Success...TEST.PUBLIC.ORDERS_SECURE_VIEW
Success...TEST.TPCH_SF1.ORDERS_SECURE_VIEW
Success...TEST_CHAR.PUBLIC.V_TEST_CHAR

*/

Preserving Table Change History Indefinitely

Posted on October 3, 2019January 26, 2020 by Greg Pavlik

Snowflake supports Time Travel and Stream retention up to 90 days. What if you need to preserve the history indefinitely? You can do that by making a Zero Copy Clone at intervals shorter than the Time Travel retention period.

Suppose Finance sends you occasional corrections to a table containing sales records. For a handful of records, UPDATE statements correct the figures. For large-scale corrections you use MERGE operations. The table now contains the corrected figures, but what if for audit and reporting purposes you need to know the values as they existed before correction?

Time Travel allows this for up to 90 days, but we can keep that history indefinitely by making Zero Copy Clones.
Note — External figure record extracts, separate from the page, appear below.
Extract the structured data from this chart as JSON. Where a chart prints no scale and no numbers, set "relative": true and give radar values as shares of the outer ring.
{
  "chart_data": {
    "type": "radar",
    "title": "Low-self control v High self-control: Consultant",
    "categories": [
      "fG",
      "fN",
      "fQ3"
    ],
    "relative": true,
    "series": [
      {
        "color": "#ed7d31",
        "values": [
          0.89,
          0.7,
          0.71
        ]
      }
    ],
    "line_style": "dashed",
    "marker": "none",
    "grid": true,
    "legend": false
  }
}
Here’s an example:

-- Snowflake's Zero Copy Cloning preserves table history for up to 90 days.
-- To preserve change history indefinitely, create a Zero Copy Clone
-- more frequently than the time travel retention period.

use role sysadmin;
use database TEST;
use schema SALES;
use warehouse TEST;

-- First, check how long Snowflake is set to preserve Time Travel data for the table
select RETENTION_TIME from INFORMATION_SCHEMA.TABLES where TABLE_NAME = 'SALES_FACT';

-- If necessary, increase the duration so you can clone it before Time Travel data rolls off.
alter table SALES_FACT set data_retention_time_in_days = 30;

-- Optionally, create a new schema to keep the historical clones. This will keep the base table
-- schema cleaner.
create schema if not exists SALES_FACT_HISTORY;

-- Run the remaining section as frequently as required to get the needed granularity of history
-- preservation. For critical tables in regulated industries, it may be necessary to create
-- a clone after every UPDATE or MERGE performed.
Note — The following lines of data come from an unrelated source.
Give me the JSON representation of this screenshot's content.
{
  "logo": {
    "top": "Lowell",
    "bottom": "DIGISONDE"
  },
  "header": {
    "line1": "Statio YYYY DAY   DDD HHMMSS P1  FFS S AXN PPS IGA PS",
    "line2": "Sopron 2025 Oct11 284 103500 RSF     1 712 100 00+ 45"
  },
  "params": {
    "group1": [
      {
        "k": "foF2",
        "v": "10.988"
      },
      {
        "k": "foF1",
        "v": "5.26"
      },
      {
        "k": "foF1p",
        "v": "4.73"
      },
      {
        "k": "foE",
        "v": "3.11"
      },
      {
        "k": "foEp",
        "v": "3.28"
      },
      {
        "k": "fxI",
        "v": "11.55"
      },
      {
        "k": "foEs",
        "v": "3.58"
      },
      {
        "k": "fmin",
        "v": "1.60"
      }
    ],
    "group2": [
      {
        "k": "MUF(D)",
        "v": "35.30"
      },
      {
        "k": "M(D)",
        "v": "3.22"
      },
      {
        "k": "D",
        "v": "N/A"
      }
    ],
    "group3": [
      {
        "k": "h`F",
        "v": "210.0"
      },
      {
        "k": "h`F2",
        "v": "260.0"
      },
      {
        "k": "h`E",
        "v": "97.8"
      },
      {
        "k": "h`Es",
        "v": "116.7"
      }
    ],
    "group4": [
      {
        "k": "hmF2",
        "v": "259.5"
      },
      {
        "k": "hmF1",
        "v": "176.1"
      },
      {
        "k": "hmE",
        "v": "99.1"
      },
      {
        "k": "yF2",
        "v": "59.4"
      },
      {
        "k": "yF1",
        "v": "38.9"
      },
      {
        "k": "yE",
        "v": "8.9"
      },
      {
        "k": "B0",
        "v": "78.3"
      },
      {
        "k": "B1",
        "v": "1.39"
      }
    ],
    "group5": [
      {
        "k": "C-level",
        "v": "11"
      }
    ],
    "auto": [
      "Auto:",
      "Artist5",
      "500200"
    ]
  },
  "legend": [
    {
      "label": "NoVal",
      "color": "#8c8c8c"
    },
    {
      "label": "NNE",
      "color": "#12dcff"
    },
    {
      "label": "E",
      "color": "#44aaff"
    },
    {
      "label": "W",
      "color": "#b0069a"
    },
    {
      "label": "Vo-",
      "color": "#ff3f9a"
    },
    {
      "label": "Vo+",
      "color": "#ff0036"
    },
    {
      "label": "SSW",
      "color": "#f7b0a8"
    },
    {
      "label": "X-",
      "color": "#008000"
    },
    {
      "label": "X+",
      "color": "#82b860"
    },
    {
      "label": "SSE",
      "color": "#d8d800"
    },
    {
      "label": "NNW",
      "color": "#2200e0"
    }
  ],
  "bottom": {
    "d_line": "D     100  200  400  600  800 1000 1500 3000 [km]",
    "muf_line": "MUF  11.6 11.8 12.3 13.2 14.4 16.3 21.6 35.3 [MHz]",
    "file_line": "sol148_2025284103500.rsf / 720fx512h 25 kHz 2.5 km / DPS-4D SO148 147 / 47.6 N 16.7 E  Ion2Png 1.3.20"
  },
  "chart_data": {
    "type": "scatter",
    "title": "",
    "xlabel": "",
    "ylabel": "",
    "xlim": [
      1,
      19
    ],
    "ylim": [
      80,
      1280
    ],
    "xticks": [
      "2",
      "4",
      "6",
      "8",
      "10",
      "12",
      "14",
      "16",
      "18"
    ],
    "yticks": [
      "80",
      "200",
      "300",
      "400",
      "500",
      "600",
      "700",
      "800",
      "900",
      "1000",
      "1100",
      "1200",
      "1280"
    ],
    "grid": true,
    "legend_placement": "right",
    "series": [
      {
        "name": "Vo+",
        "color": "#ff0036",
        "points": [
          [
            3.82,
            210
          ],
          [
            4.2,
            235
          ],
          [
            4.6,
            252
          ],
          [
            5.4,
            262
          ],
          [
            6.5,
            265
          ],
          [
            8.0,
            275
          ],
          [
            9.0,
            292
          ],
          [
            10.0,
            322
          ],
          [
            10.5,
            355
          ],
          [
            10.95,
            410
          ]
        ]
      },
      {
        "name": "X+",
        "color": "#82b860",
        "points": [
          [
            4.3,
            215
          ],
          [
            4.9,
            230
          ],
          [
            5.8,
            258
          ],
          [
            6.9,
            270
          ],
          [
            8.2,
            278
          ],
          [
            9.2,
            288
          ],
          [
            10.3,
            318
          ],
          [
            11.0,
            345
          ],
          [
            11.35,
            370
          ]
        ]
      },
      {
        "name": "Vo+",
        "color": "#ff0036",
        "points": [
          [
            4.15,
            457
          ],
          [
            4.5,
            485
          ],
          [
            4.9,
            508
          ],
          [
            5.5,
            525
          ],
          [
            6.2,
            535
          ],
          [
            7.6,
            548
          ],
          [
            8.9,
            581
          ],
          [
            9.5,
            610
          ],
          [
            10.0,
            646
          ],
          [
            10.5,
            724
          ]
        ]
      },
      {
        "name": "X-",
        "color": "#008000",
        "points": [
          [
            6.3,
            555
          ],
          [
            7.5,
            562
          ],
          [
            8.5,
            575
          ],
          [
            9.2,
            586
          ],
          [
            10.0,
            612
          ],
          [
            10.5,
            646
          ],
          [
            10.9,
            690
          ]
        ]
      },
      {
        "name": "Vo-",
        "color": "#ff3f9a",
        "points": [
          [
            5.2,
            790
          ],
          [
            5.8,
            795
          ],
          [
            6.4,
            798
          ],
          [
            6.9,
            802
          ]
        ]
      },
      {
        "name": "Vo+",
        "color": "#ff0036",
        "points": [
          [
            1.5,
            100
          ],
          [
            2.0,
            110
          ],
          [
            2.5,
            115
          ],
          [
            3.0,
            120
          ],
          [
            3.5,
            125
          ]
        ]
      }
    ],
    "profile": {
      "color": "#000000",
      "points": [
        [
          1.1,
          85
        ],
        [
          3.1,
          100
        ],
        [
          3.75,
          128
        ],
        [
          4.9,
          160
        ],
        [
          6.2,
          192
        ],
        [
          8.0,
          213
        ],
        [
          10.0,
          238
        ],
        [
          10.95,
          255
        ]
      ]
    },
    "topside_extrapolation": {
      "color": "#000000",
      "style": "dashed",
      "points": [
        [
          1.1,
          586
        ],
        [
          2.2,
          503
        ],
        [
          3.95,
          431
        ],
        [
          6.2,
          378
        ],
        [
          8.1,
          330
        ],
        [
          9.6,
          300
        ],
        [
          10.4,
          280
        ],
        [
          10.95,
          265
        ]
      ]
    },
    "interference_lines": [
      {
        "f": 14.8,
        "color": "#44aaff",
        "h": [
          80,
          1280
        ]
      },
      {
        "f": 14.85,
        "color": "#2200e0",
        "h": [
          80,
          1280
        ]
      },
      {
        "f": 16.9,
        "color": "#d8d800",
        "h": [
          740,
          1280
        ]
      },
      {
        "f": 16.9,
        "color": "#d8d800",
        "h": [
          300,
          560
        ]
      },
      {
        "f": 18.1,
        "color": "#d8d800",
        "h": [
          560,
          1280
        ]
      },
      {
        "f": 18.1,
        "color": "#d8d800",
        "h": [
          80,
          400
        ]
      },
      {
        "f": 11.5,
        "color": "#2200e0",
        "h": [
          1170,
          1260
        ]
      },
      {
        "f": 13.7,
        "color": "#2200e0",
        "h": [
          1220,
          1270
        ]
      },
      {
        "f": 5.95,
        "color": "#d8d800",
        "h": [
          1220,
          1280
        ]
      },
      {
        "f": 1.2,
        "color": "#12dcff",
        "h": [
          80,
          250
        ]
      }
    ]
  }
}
-- You'll need to create a dynamic table name, usually based on date.
set CLONE_TABLE_NAME = 'SALES_FACT_HISTORY.SALES_FACT_CLONE_' || to_varchar(CURRENT_DATE, 'YYYY_MM_DD');

-- Optionally check the name we'll use for the table
--select $CLONE_TABLE_NAME;

-- Use the identifier() SQL function to use a SQL variable as an object name.
-- Run this statement once a month, once a week, or any duration more frequent than the
-- table's Time Travel retention period.
create table identifier($CLONE_TABLE_NAME) clone SALES_FACT;

When preserving change history, there’s an important consideration for highly-regulated data. Time Travel and Streams preserve a complete record of every change to a table. Creating a clone preserves the state only at the time it’s cloned. What does this mean in practice?
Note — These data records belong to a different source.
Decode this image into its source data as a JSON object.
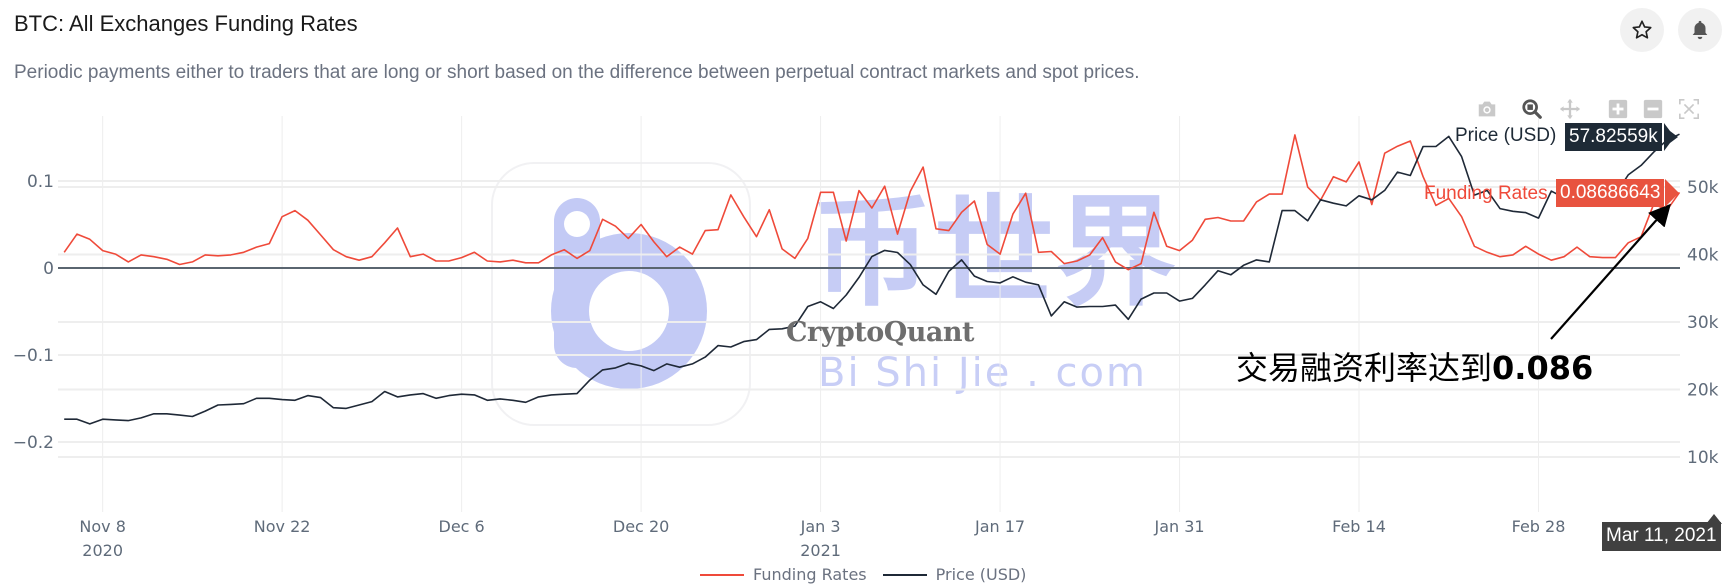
{
  "header": {
    "title": "BTC: All Exchanges Funding Rates",
    "subtitle": "Periodic payments either to traders that are long or short based on the difference between perpetual contract markets and spot prices.",
    "star_icon": "star-icon",
    "bell_icon": "bell-icon"
  },
  "modebar": [
    "camera-icon",
    "zoom-icon",
    "pan-icon",
    "zoom-in-icon",
    "zoom-out-icon",
    "autoscale-icon"
  ],
  "colors": {
    "funding": "#ef4a3a",
    "price": "#1f2937",
    "funding_label_bg": "#e8533f",
    "price_label_bg": "#1e2a36",
    "watermark": "#c3caf5"
  },
  "watermark": {
    "cn": "币世界",
    "en": "Bi Shi Jie . com",
    "brand": "CryptoQuant"
  },
  "annotation": {
    "text": "交易融资利率达到",
    "value": "0.086"
  },
  "hover": {
    "date_label": "Mar 11, 2021",
    "price_name": "Price (USD)",
    "price_value": "57.82559k",
    "funding_name": "Funding Rates",
    "funding_value": "0.08686643"
  },
  "chart_data": {
    "type": "line",
    "title": "",
    "xlabel": "",
    "ylabel_left": "",
    "ylabel_right": "",
    "grid": true,
    "legend_position": "bottom-center",
    "x_ticks": [
      {
        "date": "2020-11-08",
        "label": "Nov 8",
        "sublabel": "2020"
      },
      {
        "date": "2020-11-22",
        "label": "Nov 22",
        "sublabel": ""
      },
      {
        "date": "2020-12-06",
        "label": "Dec 6",
        "sublabel": ""
      },
      {
        "date": "2020-12-20",
        "label": "Dec 20",
        "sublabel": ""
      },
      {
        "date": "2021-01-03",
        "label": "Jan 3",
        "sublabel": "2021"
      },
      {
        "date": "2021-01-17",
        "label": "Jan 17",
        "sublabel": ""
      },
      {
        "date": "2021-01-31",
        "label": "Jan 31",
        "sublabel": ""
      },
      {
        "date": "2021-02-14",
        "label": "Feb 14",
        "sublabel": ""
      },
      {
        "date": "2021-02-28",
        "label": "Feb 28",
        "sublabel": ""
      }
    ],
    "y_left": {
      "ticks": [
        0.1,
        0,
        -0.1,
        -0.2
      ],
      "tick_labels": [
        "0.1",
        "0",
        "−0.1",
        "−0.2"
      ],
      "range": [
        -0.26,
        0.16
      ]
    },
    "y_right": {
      "ticks": [
        50000,
        40000,
        30000,
        20000,
        10000
      ],
      "tick_labels": [
        "50k",
        "40k",
        "30k",
        "20k",
        "10k"
      ],
      "range": [
        0,
        58000
      ]
    },
    "x": [
      "2020-11-05",
      "2020-11-06",
      "2020-11-07",
      "2020-11-08",
      "2020-11-09",
      "2020-11-10",
      "2020-11-11",
      "2020-11-12",
      "2020-11-13",
      "2020-11-14",
      "2020-11-15",
      "2020-11-16",
      "2020-11-17",
      "2020-11-18",
      "2020-11-19",
      "2020-11-20",
      "2020-11-21",
      "2020-11-22",
      "2020-11-23",
      "2020-11-24",
      "2020-11-25",
      "2020-11-26",
      "2020-11-27",
      "2020-11-28",
      "2020-11-29",
      "2020-11-30",
      "2020-12-01",
      "2020-12-02",
      "2020-12-03",
      "2020-12-04",
      "2020-12-05",
      "2020-12-06",
      "2020-12-07",
      "2020-12-08",
      "2020-12-09",
      "2020-12-10",
      "2020-12-11",
      "2020-12-12",
      "2020-12-13",
      "2020-12-14",
      "2020-12-15",
      "2020-12-16",
      "2020-12-17",
      "2020-12-18",
      "2020-12-19",
      "2020-12-20",
      "2020-12-21",
      "2020-12-22",
      "2020-12-23",
      "2020-12-24",
      "2020-12-25",
      "2020-12-26",
      "2020-12-27",
      "2020-12-28",
      "2020-12-29",
      "2020-12-30",
      "2020-12-31",
      "2021-01-01",
      "2021-01-02",
      "2021-01-03",
      "2021-01-04",
      "2021-01-05",
      "2021-01-06",
      "2021-01-07",
      "2021-01-08",
      "2021-01-09",
      "2021-01-10",
      "2021-01-11",
      "2021-01-12",
      "2021-01-13",
      "2021-01-14",
      "2021-01-15",
      "2021-01-16",
      "2021-01-17",
      "2021-01-18",
      "2021-01-19",
      "2021-01-20",
      "2021-01-21",
      "2021-01-22",
      "2021-01-23",
      "2021-01-24",
      "2021-01-25",
      "2021-01-26",
      "2021-01-27",
      "2021-01-28",
      "2021-01-29",
      "2021-01-30",
      "2021-01-31",
      "2021-02-01",
      "2021-02-02",
      "2021-02-03",
      "2021-02-04",
      "2021-02-05",
      "2021-02-06",
      "2021-02-07",
      "2021-02-08",
      "2021-02-09",
      "2021-02-10",
      "2021-02-11",
      "2021-02-12",
      "2021-02-13",
      "2021-02-14",
      "2021-02-15",
      "2021-02-16",
      "2021-02-17",
      "2021-02-18",
      "2021-02-19",
      "2021-02-20",
      "2021-02-21",
      "2021-02-22",
      "2021-02-23",
      "2021-02-24",
      "2021-02-25",
      "2021-02-26",
      "2021-02-27",
      "2021-02-28",
      "2021-03-01",
      "2021-03-02",
      "2021-03-03",
      "2021-03-04",
      "2021-03-05",
      "2021-03-06",
      "2021-03-07",
      "2021-03-08",
      "2021-03-09",
      "2021-03-10",
      "2021-03-11"
    ],
    "series": [
      {
        "name": "Funding Rates",
        "axis": "left",
        "values": [
          0.018,
          0.039,
          0.033,
          0.02,
          0.016,
          0.007,
          0.015,
          0.013,
          0.01,
          0.004,
          0.007,
          0.015,
          0.014,
          0.015,
          0.018,
          0.024,
          0.028,
          0.059,
          0.066,
          0.055,
          0.038,
          0.021,
          0.013,
          0.009,
          0.013,
          0.029,
          0.046,
          0.013,
          0.016,
          0.008,
          0.008,
          0.012,
          0.018,
          0.008,
          0.007,
          0.009,
          0.006,
          0.006,
          0.015,
          0.021,
          0.011,
          0.02,
          0.056,
          0.048,
          0.034,
          0.05,
          0.03,
          0.013,
          0.024,
          0.016,
          0.043,
          0.044,
          0.084,
          0.059,
          0.036,
          0.067,
          0.022,
          0.011,
          0.034,
          0.087,
          0.087,
          0.031,
          0.089,
          0.069,
          0.094,
          0.039,
          0.088,
          0.116,
          0.045,
          0.043,
          0.064,
          0.077,
          0.027,
          0.016,
          0.062,
          0.086,
          0.018,
          0.019,
          0.005,
          0.008,
          0.015,
          0.035,
          0.007,
          -0.002,
          0.005,
          0.064,
          0.025,
          0.02,
          0.032,
          0.056,
          0.058,
          0.054,
          0.054,
          0.076,
          0.085,
          0.085,
          0.153,
          0.093,
          0.078,
          0.105,
          0.099,
          0.122,
          0.073,
          0.132,
          0.14,
          0.146,
          0.105,
          0.072,
          0.08,
          0.059,
          0.025,
          0.018,
          0.013,
          0.015,
          0.025,
          0.016,
          0.009,
          0.013,
          0.024,
          0.013,
          0.012,
          0.012,
          0.029,
          0.036,
          0.074,
          0.066,
          0.08686643
        ]
      },
      {
        "name": "Price (USD)",
        "axis": "right",
        "values": [
          15600,
          15600,
          14900,
          15600,
          15500,
          15400,
          15800,
          16400,
          16400,
          16200,
          16000,
          16800,
          17700,
          17800,
          17900,
          18700,
          18700,
          18500,
          18400,
          19100,
          18800,
          17300,
          17200,
          17700,
          18200,
          19700,
          18900,
          19200,
          19400,
          18700,
          19100,
          19300,
          19200,
          18400,
          18600,
          18400,
          18100,
          18900,
          19200,
          19300,
          19400,
          21400,
          22900,
          23200,
          23900,
          23500,
          22800,
          23800,
          23300,
          23800,
          24800,
          26500,
          26300,
          27100,
          27400,
          28900,
          29000,
          29400,
          32300,
          33000,
          32000,
          34000,
          36600,
          39700,
          40600,
          40300,
          38500,
          35500,
          34100,
          37500,
          39200,
          36800,
          36000,
          35800,
          36700,
          35900,
          35500,
          30900,
          33000,
          32200,
          32300,
          32300,
          32500,
          30400,
          33400,
          34300,
          34300,
          33100,
          33500,
          35500,
          37600,
          37000,
          38400,
          39200,
          38900,
          46500,
          46500,
          45000,
          48100,
          47600,
          47200,
          48700,
          48100,
          49500,
          52200,
          51700,
          56000,
          56000,
          57500,
          54500,
          48800,
          49500,
          46800,
          46400,
          46200,
          45400,
          49400,
          48400,
          50500,
          48400,
          48800,
          48900,
          51800,
          53200,
          55200,
          56900,
          57825.59
        ]
      }
    ]
  }
}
Suppose you clone a table once a day at midnight. Months later, Finance sends revised sales figures. You update the rows quickly. A few hours later, Finance notices a miscalculation and sends corrected values. When you apply updates to the same rows twice that day, the clone at midnight will reflect only the later change. For most data, this is probably fine. For highly regulated data, it may not be acceptable. In this case, you’ll need to perform a clone after every update or merge that updates rows.